Current Business Owner and ADA Accessibility: Accommodate Customers

Current Business Owner and ADA Accessibility requires taking a proactive approach to addressing the accessibility of your business/property and will enable you to foster relationships with potential customers or clients. As your ADA Consultant in the Jacksonville and Orlando areas, this is how we promote inclusion.

CURRENT OWNER: Why should I worry about ADA compliance as I have owned my business for several years?

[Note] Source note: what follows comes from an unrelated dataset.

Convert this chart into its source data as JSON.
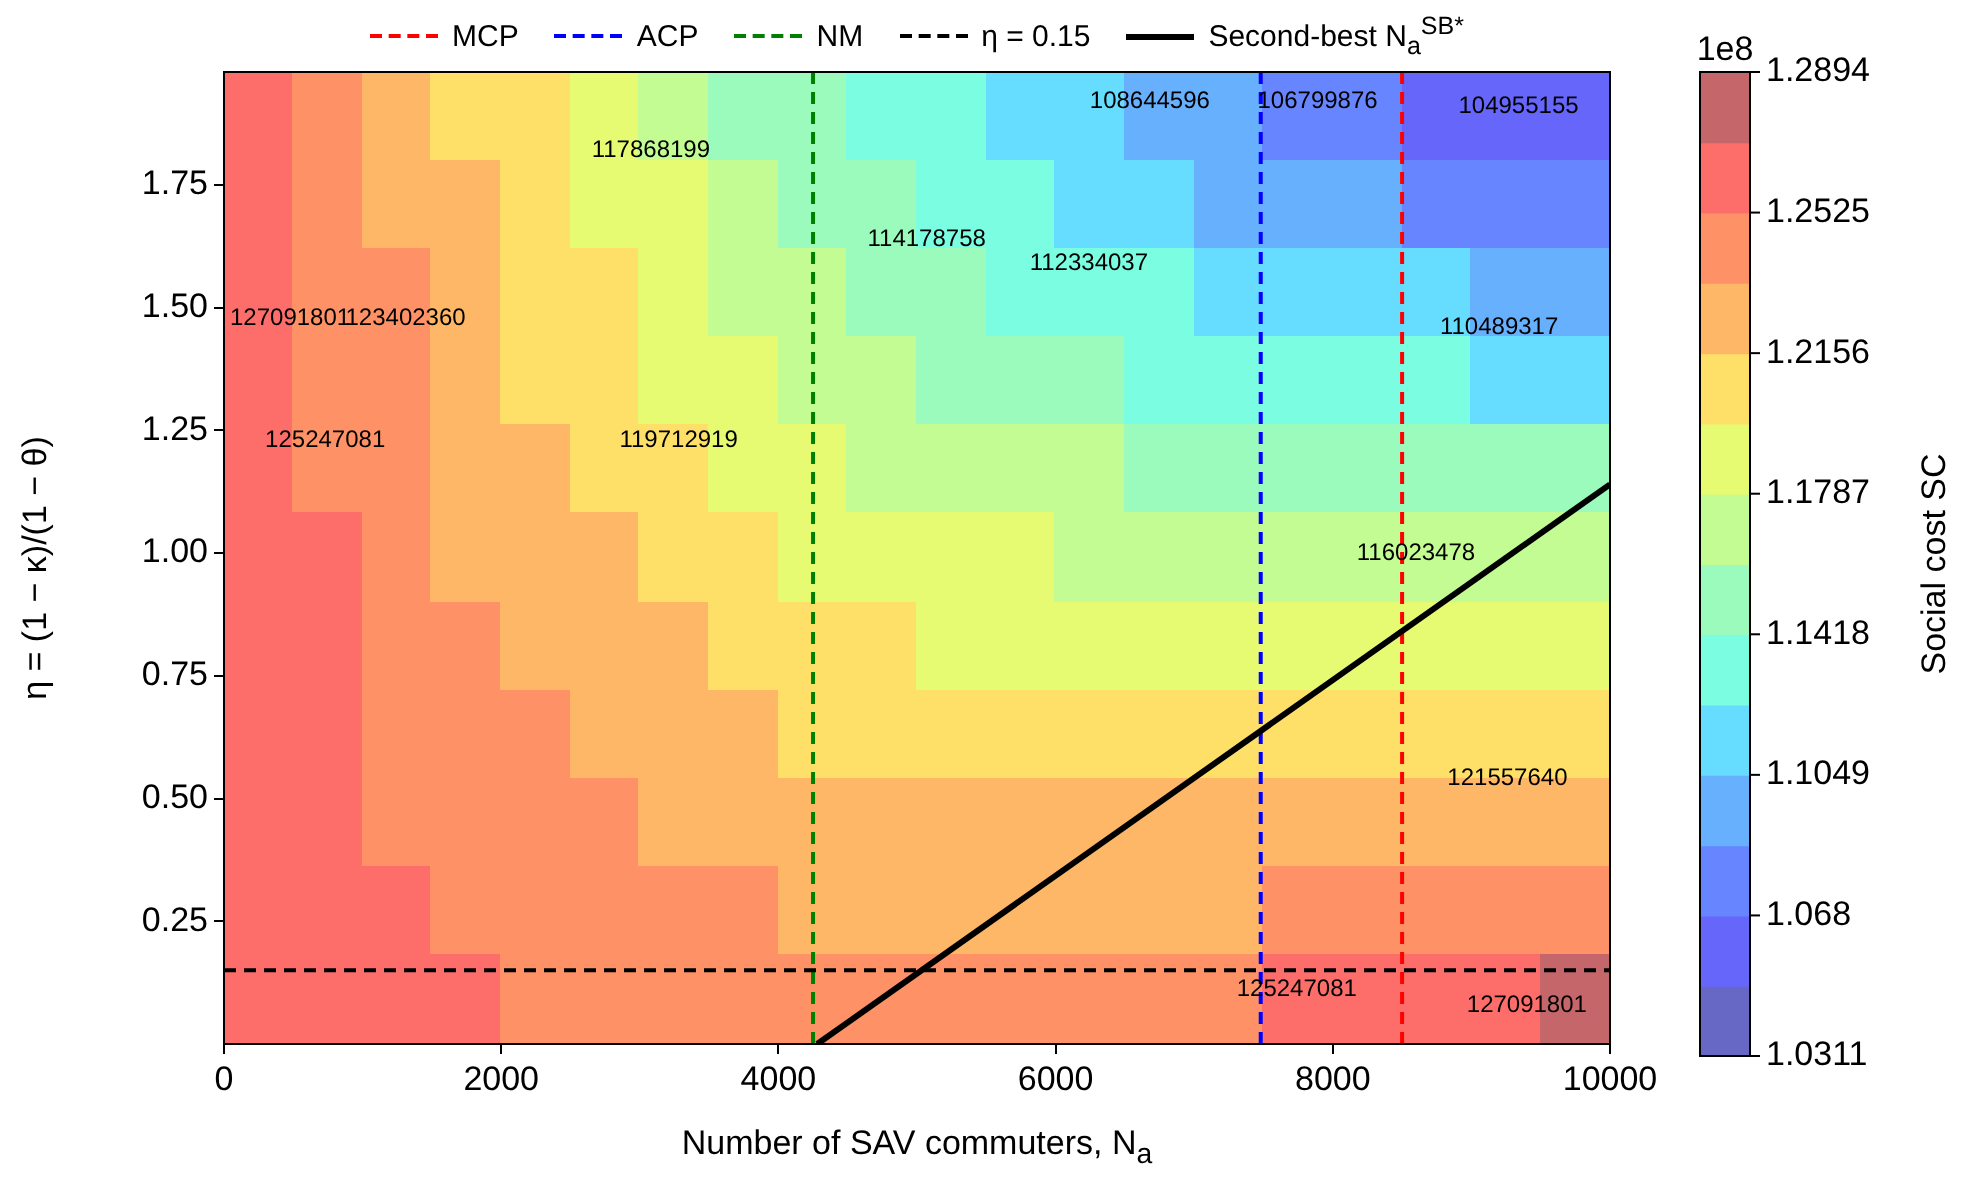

1Building age: Existing facilities, regardless of age, which were not compliant with the 1991 Standard, must come into compliance with the 2010 Standard.  There is no grandfather clause for older buildings; however, there are accommodations for registered historic buildings and churches.

 

2

Alterations/ modifications done: Remodeling, renovation, structural changes, wall changes, reconstruction, historic restoration or other building modification requiring a permit is an alteration.  The ADA does not consider normal maintenance, re-roofing, painting, wallpapering, asbestos removal, or changes to electrical and mechanical systems to be alterations unless they affect usability. According to the ADA requirements, when altering a primary function area, the Path of Travel elements supporting this space are required to be altered as well. What does this mean? This means the continuous route connecting the altered area to an entrance, including phones, restrooms, and drinking fountains that, where provided, serve the altered area are to be made accessible as well. This may, in fact, involve modifications outside of the altered area.

3

Implementation/ remediation plan: Business owners, in order to prevent disruptive lawsuits, should understand barrier removal and the advantages of having an implementation/ remediation plan. Click here to LEARN MORE about the 2017 Florida Statute 553.5141 which aids a current business owner and ADA accessibility.

 

Businesses cannot afford to be out of ADA compliance. Private individuals may bring lawsuits in which they can obtain court orders to stop discrimination and file for damages. Individuals may also file complaints with the Attorney General, who is authorized to bring lawsuits in cases of general public importance or where a pattern or practice of discrimination is alleged.

Types of simple changes for compliance:

      • Automatic door closers
      • Installation of handrail extensions
      • Upgrade van accessible spaces to one in six versus one in eight with compliant signage
      • Grab bars
      • Ramps
      • Accessible upgrades to swimming pools such as pool lifts, sloped entries, transfer walls/systems.